Python Forum

So I have an assignment where I have a sequence id's as a key in a dictionary and the values are lists of sequences of a certain length associated with a particular ID. What I need to do is to go through the sequences on the list (which is stored as the value), sort all those away that do not have a certain character as the nth character.

Then I need to get 500 random pair of the sequeces, it is important that a sequences is not paired with another sequence with the same sequence id (key).

I have never worked with this amount of data before, and is very unsure how to go about this.

I probably should look at object oriented programming but I have no idea where to start, can anyone give me any direction?

Thanks in advance!

"What I need to do is to go through the sequences on the list (which is stored as the value), sort all those away that do not have a certain character as the nth character."

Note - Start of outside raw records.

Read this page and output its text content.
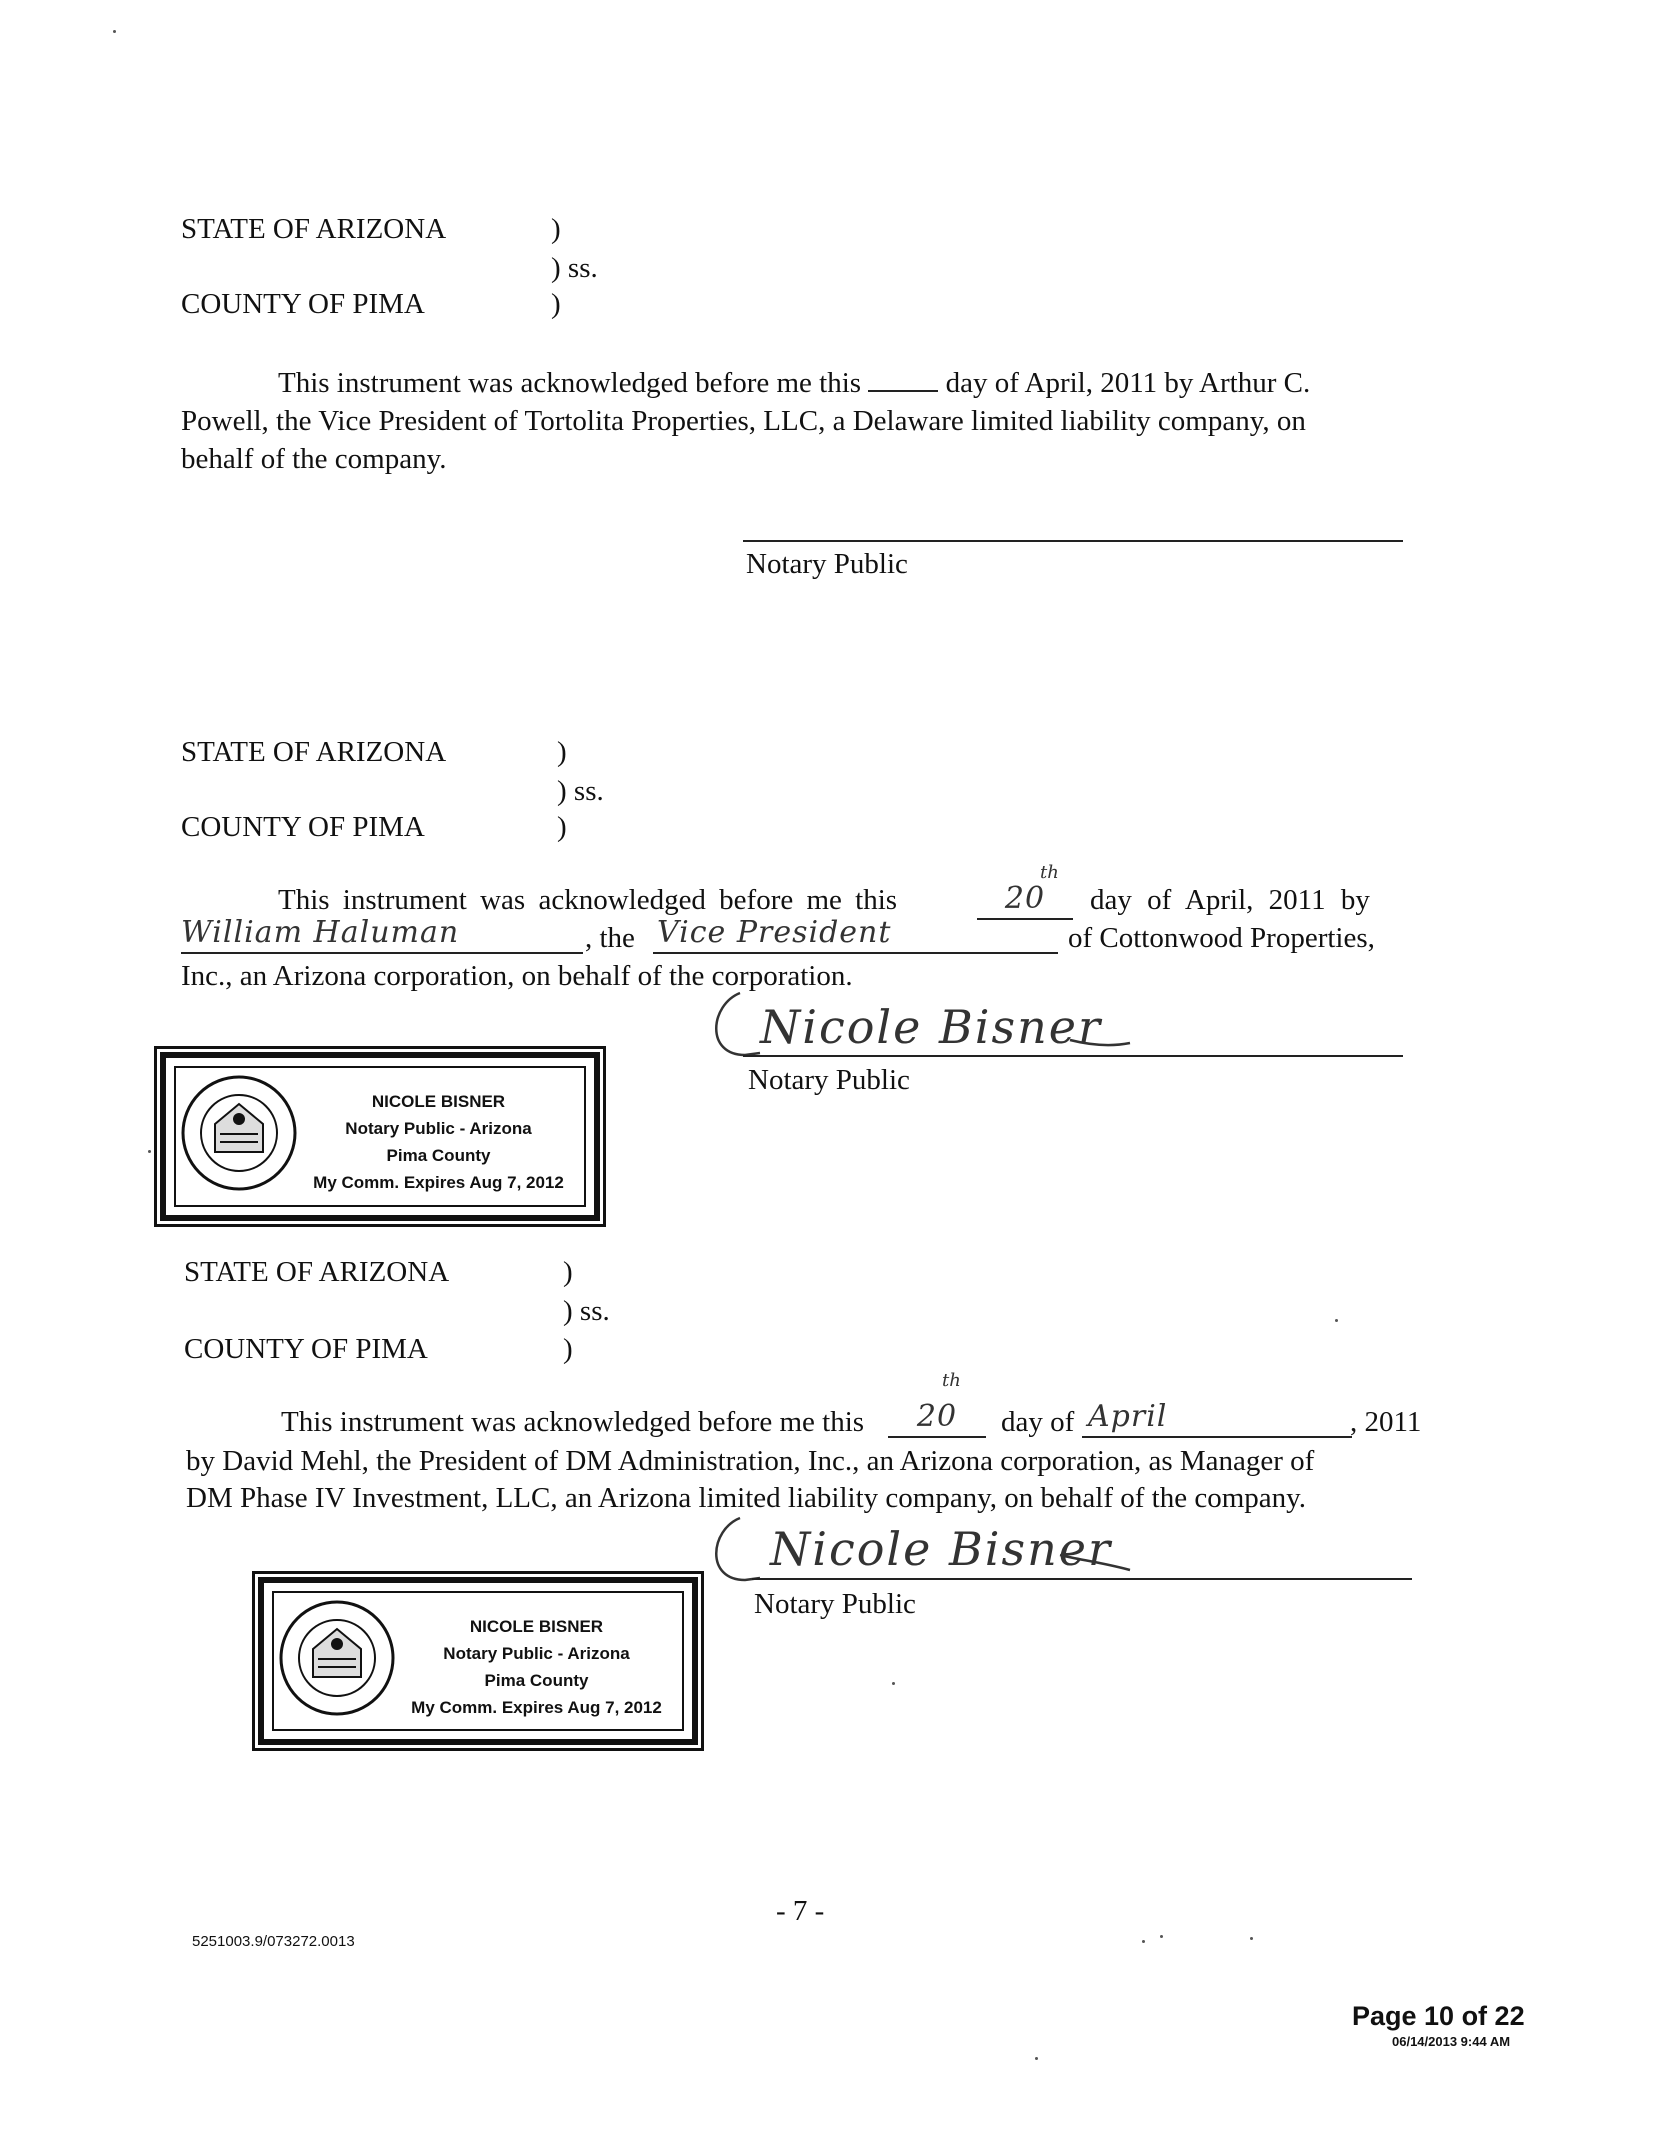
STATE OF ARIZONA	)
) ss.
COUNTY OF PIMA	)
This instrument was acknowledged before me this	day of April, 2011 by Arthur C.
Powell, the Vice President of Tortolita Properties, LLC, a Delaware limited liability company, on
behalf of the company.
Notary Public
STATE OF ARIZONA	)
) ss.
COUNTY OF PIMA	)
This instrument was acknowledged before me this	20
th
day of April, 2011 by
William Haluman	, the Vice President	of Cottonwood Properties,
Inc., an Arizona corporation, on behalf of the corporation.
Nicole Bisner
Notary Public
NICOLE BISNER
Notary Public - Arizona
Pima County
My Comm. Expires Aug 7, 2012
STATE OF ARIZONA	)
) ss.
COUNTY OF PIMA	)
This instrument was acknowledged before me this	20
th
day of April	, 2011
by David Mehl, the President of DM Administration, Inc., an Arizona corporation, as Manager of
DM Phase IV Investment, LLC, an Arizona limited liability company, on behalf of the company.
Nicole Bisner
Notary Public
NICOLE BISNER
Notary Public - Arizona
Pima County
My Comm. Expires Aug 7, 2012
- 7 -
5251003.9/073272.0013
Page 10 of 22
06/14/2013 9:44 AM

Easiest way is to start with dummy dictionary and test different approaches. It could be subset of real data or just:

>>> dummy = {1: ['a', 'b', 'c'], 2: ['a', 'c', 'b'], 3: ['c', 'b', 'a']}

Now you try to filter out keys which don't have 'b' in their values on index 1. Most used dictionary methods are:

>>> dummy.keys()
dict_keys([1, 2, 3])
>>> dummy.values()
dict_values([['a', 'b', 'c'], ['a', 'c', 'b'], ['c', 'b', 'a']])
>>> dummy.items()
dict_items([(1, ['a', 'b', 'c']), (2, ['a', 'c', 'b']), (3, ['c', 'b', 'a'])])

"it is important that a sequences is not paired with another sequence with the same sequence id (key)"

Maybe you elaborate that. Dictionary keys are unique and therefore situation with same keys cannot happen.

Thank you, I will try that approach Smile

What I mean by not having the same sequence id, is that I need to make sure that the random sequence pair
, the two sequences are not from the same list, if that makes sense. The purpose is to compare the sequences that belong to the different sequences id's.

Edit: However, I don't want to remove the key, just the those sequence in the list that doesn't fulfill the criteria, and keep the other sequences associated with that key. I am sorry if that wasn't clear.

It easier to comprehend if you provide some real examples of key-value pairs and how expected outcome should look like.

Is it something like that:

>>> dummy = {1: ['aba', 'baa', 'cba'], 2: ['aaa', 'ccc', 'cbc']}

And the task is find strings in lists where 'b' on index 1 and make pairs of these strings without having two strings from same list as pair?

So I have an dictionary that looks something like this:

Output:
{'1arcH': ['DKATIPSESPF', 'KATIPSESPFA', 'ATIPSESPFAA', 'TIPSESPFAAA']'1aabH': ['GVSGSCNIDVV', 'VSGSCNIDVVC', 'SGSCNIDVVCP', 'GSCNIDVVCPE']'1cevH': ['DISSTEIAVYW', 'ISSTEIAVYWG', 'SSTEIAVYWGQ', 'STEIAVYWGQR', 'TEIAVYWGQRE', 'EIAVYWGQRED']

For each of the values I only want the central character to be eg 'A', 'P' or 'V' so I get a updated dictionary that looks like this:

Output:
{'1arcH': ['DKATIPSESPF']'1aabH': ['GSCNIDVVCPE']'1cevH': ['SSTEIAVYWGQ', 'STEIAVYWGQR']

When that is done,, I want to be able randomly pair 'DKATIPSESPF' with another sequence from another list, now the sequence id is not important anymore so I imaging that this could be stored in a list or an array.

Thank you again!

For 1arcH, why wouldn't KATIPSESPFA match? It contains both an A and a P.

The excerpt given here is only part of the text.